函数名以_slow结尾是为了强调缓存查找和路由表找到在速度上的差异,这两种查找途径也被称为快速路径和慢速路径。

   1:  int ip_route_input(struct sk_buff *skb, __be32 daddr, __be32 saddr,
   2:             u8 tos, struct net_device *dev)
   3:  {
   4:      struct rtable * rth;
   5:      unsigned    hash;
   6:      int iif = dev->ifindex;
   7:      struct net *net;
   8:   
   9:      net = dev_net(dev);
  10:   
  11:      if (!rt_caching(net))
  12:          goto skip_cache;
  13:   
  14:      tos &= IPTOS_RT_MASK;
  15:      hash = rt_hash(daddr, saddr, iif, rt_genid(net));
  16:   
  17:      rcu_read_lock();
  18:      for (rth = rcu_dereference(rt_hash_table[hash].chain); rth;
  19:           rth = rcu_dereference(rth->u.dst.rt_next)) {
  20:          if (((rth->fl.fl4_dst ^ daddr) |
  21:               (rth->fl.fl4_src ^ saddr) |
  22:               (rth->fl.iif ^ iif) |
  23:               rth->fl.oif |
  24:               (rth->fl.fl4_tos ^ tos)) == 0 &&
  25:              rth->fl.mark == skb->mark &&
  26:              net_eq(dev_net(rth->u.dst.dev), net) &&
  27:              !rt_is_expired(rth)) {
  28:              dst_use(&rth->u.dst, jiffies);
  29:              RT_CACHE_STAT_INC(in_hit);
  30:              rcu_read_unlock();
  31:              skb_dst_set(skb, &rth->u.dst);
  32:              return 0;
  33:          }
  34:          RT_CACHE_STAT_INC(in_hlist_search);
  35:      }
  36:      rcu_read_unlock();
  37:   
  38:  skip_cache:
  39:      /* Multicast recognition logic is moved from route cache to here.
  40:         The problem was that too many Ethernet cards have broken/missing
  41:         hardware multicast filters :-( As result the host on multicasting
  42:         network acquires a lot of useless route cache entries, sort of
  43:         SDR messages from all the world.
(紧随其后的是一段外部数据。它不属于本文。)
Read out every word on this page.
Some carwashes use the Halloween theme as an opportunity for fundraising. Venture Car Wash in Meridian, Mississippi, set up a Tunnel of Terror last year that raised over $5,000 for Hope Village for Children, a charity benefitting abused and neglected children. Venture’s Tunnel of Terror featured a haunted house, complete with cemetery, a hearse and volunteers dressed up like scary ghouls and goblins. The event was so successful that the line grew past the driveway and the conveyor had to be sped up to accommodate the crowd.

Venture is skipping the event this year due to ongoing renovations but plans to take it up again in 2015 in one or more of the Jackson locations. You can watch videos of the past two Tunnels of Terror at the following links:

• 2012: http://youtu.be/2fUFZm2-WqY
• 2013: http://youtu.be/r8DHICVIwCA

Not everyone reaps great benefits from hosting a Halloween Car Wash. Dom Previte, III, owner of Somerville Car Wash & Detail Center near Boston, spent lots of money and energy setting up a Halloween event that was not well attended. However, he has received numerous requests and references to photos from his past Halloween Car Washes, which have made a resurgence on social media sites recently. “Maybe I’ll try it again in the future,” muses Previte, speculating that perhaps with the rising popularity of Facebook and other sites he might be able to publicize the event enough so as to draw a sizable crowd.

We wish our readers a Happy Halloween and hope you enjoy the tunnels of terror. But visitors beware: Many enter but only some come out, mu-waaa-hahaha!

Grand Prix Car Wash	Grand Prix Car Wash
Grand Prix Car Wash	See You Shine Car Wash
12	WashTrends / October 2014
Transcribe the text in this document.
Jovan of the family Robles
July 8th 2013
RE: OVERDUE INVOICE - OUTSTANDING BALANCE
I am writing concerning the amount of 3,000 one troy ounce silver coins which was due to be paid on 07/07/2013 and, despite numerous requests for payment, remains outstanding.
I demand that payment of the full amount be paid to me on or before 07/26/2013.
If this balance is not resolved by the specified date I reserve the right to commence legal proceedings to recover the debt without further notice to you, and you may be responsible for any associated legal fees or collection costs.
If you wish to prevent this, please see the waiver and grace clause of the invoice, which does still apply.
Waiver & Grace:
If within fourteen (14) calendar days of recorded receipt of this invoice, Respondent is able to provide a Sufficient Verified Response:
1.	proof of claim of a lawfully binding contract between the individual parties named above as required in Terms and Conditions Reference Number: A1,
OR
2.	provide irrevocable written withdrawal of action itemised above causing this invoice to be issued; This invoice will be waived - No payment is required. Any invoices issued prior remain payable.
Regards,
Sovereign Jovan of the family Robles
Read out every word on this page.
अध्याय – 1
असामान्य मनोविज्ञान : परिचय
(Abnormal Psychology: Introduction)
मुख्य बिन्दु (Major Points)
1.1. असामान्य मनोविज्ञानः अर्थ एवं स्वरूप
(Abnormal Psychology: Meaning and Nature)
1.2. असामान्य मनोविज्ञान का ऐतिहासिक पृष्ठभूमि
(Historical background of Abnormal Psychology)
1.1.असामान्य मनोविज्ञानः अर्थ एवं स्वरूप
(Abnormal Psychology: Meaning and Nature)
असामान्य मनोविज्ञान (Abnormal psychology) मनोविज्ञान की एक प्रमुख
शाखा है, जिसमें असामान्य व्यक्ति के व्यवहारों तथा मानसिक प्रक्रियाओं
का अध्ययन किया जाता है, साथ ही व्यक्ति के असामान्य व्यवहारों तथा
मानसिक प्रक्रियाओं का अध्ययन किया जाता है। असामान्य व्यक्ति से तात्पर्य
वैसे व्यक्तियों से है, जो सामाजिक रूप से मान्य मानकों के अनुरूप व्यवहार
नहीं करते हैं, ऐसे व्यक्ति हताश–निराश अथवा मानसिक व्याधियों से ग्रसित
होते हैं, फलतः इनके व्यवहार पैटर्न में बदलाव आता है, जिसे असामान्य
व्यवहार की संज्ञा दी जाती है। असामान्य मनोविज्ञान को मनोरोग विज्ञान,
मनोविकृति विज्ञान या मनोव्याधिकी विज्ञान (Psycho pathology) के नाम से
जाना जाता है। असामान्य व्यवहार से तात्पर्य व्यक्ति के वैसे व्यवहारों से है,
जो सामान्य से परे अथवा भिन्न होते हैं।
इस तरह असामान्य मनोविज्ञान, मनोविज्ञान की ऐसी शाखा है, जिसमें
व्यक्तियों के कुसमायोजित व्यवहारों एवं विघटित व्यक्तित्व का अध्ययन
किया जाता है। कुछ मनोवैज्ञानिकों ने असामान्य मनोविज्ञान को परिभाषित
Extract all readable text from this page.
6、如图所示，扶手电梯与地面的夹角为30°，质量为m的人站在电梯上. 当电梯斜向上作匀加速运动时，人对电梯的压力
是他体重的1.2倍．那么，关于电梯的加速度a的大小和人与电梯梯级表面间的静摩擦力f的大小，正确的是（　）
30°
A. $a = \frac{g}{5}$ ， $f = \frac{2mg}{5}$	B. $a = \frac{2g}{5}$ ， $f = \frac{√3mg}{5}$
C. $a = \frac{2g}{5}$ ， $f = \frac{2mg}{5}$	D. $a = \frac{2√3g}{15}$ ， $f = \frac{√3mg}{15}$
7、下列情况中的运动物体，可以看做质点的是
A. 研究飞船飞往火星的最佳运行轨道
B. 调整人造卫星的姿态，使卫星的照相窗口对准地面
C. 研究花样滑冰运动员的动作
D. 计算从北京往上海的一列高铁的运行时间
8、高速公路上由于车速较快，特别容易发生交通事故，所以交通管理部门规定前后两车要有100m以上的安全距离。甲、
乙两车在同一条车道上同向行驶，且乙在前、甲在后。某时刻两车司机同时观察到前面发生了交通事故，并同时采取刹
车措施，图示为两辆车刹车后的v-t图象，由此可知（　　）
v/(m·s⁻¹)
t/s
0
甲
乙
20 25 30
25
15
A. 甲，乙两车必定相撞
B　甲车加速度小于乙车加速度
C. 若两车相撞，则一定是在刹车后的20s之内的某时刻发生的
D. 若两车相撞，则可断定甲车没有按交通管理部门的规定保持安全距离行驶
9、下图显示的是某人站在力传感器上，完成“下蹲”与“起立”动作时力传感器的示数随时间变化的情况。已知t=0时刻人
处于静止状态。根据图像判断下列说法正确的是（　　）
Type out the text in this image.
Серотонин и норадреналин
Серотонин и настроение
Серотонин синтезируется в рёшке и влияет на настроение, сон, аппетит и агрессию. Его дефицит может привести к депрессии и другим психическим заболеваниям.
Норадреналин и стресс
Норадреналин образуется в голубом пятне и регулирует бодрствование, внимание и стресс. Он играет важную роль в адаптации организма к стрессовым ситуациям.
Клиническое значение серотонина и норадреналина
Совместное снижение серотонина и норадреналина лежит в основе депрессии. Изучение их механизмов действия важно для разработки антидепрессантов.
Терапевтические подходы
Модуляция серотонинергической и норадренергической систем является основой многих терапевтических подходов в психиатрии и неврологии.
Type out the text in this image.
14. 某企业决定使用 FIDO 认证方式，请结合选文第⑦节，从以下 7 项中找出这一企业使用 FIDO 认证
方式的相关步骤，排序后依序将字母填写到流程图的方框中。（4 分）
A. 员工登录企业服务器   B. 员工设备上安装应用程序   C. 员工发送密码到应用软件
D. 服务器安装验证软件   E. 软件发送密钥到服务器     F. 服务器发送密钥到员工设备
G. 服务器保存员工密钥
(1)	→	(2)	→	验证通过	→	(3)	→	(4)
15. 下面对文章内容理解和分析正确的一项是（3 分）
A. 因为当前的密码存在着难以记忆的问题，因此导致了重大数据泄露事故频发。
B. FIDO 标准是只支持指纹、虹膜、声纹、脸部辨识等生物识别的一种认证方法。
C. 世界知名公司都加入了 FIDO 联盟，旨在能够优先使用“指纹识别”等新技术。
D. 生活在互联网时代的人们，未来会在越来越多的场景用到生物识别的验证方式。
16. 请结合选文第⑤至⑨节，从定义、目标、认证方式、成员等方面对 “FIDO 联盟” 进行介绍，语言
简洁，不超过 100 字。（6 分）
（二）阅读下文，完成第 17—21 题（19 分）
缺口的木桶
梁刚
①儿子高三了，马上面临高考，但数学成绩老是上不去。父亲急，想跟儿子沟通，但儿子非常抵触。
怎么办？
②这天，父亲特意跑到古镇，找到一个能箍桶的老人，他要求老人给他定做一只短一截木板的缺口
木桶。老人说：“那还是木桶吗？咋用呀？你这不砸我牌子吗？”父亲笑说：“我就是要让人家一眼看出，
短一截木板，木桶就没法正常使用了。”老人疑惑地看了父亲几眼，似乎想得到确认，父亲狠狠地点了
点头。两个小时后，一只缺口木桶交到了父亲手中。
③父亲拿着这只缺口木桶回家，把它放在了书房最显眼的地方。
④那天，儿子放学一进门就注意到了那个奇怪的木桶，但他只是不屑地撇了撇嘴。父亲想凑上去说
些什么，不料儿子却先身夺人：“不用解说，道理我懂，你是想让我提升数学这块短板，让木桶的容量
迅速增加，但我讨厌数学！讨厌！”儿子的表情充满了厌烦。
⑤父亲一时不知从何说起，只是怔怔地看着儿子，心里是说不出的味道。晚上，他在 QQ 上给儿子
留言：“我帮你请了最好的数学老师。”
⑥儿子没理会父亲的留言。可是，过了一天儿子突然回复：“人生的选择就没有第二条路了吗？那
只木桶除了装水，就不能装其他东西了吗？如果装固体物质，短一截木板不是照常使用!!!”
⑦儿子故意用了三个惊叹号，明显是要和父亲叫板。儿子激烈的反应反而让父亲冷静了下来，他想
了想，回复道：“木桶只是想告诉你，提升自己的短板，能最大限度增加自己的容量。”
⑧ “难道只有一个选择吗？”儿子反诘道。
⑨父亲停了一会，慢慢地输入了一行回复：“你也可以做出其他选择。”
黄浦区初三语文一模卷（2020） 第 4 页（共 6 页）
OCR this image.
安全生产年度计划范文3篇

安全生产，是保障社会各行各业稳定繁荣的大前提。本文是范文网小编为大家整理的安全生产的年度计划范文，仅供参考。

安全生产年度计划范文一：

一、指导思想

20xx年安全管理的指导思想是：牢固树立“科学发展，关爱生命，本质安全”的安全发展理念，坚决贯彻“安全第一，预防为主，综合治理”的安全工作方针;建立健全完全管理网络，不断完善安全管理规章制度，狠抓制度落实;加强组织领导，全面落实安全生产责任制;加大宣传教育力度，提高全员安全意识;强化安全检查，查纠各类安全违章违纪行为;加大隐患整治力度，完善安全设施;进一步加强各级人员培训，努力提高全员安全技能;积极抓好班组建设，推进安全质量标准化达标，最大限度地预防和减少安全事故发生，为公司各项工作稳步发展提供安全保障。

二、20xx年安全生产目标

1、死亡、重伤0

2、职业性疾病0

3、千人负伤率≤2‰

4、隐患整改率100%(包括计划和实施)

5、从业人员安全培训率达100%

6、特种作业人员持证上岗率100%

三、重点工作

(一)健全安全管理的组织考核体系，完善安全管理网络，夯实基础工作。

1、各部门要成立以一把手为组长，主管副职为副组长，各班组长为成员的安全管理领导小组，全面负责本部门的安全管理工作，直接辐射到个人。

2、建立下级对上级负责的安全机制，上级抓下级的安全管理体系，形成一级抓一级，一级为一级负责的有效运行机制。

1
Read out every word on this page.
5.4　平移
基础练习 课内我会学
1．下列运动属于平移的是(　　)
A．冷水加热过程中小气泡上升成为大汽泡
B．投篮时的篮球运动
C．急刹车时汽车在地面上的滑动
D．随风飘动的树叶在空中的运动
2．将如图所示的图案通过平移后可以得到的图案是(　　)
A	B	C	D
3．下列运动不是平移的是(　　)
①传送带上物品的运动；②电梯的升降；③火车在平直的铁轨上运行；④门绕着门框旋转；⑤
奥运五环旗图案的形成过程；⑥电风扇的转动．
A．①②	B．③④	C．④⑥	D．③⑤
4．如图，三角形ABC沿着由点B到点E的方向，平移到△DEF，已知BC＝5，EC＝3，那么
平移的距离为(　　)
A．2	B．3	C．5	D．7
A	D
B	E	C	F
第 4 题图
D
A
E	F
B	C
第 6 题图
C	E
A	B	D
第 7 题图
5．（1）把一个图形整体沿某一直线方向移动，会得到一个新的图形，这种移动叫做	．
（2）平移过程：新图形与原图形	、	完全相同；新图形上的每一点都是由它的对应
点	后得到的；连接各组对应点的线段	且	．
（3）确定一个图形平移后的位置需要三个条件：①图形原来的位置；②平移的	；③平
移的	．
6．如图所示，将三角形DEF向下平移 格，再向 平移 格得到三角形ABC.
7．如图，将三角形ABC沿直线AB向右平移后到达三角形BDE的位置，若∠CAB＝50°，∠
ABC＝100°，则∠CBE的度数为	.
Now we try to get rid of them.
  44:         Really, provided software IP multicast filter is organized
  45:         reasonably (at least, hashed), it does not result in a slowdown
  46:         comparing with route cache reject entries.
  47:         Note, that multicast routers are not affected, because
  48:         route cache entry is created eventually.
  49:       */
  50:      if (ipv4_is_multicast(daddr)) {
  51:          struct in_device *in_dev;
  52:   
  53:          rcu_read_lock();
  54:          if ((in_dev = __in_dev_get_rcu(dev)) != NULL) {
  55:              int our = ip_check_mc(in_dev, daddr, saddr,
  56:                  ip_hdr(skb)->protocol);
  57:              if (our
  58:  #ifdef CONFIG_IP_MROUTE
  59:                  || (!ipv4_is_local_multicast(daddr) &&
  60:                  IN_DEV_MFORWARD(in_dev))
  61:  #endif
  62:                  ) {
  63:                  rcu_read_unlock();
  64:                  return ip_route_input_mc(skb, daddr, saddr,
  65:                               tos, dev, our);
  66:              }
  67:          }
  68:          rcu_read_unlock();
  69:          return -EINVAL;
  70:      }
  71:      return ip_route_input_slow(skb, daddr, saddr, tos, dev);
  72:  }
   1:  int __ip_route_output_key(struct net *net, struct rtable **rp,
   2:                const struct flowi *flp)
   3:  {
   4:      unsigned hash;
   5:      struct rtable *rth;
   6:   
   7:      if (!rt_caching(net))
   8:          goto slow_output;
   9:   
  10:      hash = rt_hash(flp->fl4_dst, flp->fl4_src, flp->oif, rt_genid(net));
  11:   
  12:      rcu_read_lock_bh();
  13:      for (rth = rcu_dereference(rt_hash_table[hash].chain); rth;
  14:          rth = rcu_dereference(rth->u.dst.rt_next)) {
  15:          if (rth->fl.fl4_dst == flp->fl4_dst &&
  16:              rth->fl.fl4_src == flp->fl4_src &&
  17:              rth->fl.iif == 0 &&
  18:              rth->fl.oif == flp->oif &&
  19:              rth->fl.mark == flp->mark &&
  20:              !((rth->fl.fl4_tos ^ flp->fl4_tos) &
  21:                  (IPTOS_RT_MASK | RTO_ONLINK)) &&
  22:              net_eq(dev_net(rth->u.dst.dev), net) &&
  23:              !rt_is_expired(rth)) {
  24:              dst_use(&rth->u.dst, jiffies);
  25:              RT_CACHE_STAT_INC(out_hit);
  26:              rcu_read_unlock_bh();
  27:              *rp = rth;
  28:              return 0;
  29:          }
  30:          RT_CACHE_STAT_INC(out_hlist_search);
  31:      }
  32:      rcu_read_unlock_bh();
  33:   
  34:  slow_output:
  35:      return ip_route_output_slow(net, rp, flp);
  36:  }

DST与调用协议间的接口

image

DST向更高层提供的主要数据结构是dst_entry,与协议相关的结构,比如rtable等。只是对这个结构的包裹。IP协议有自己的路由缓存,但其他协议通常保持对这些路由缓存元素的引用。所有这些引用都涉及dst_entry,而不是协议自己的包裹结构rtable。sk_buff缓冲区也保持对dst_entry结构的一个引用,而不是对rtable结构的引用,这个引用用于存储路由查找结果。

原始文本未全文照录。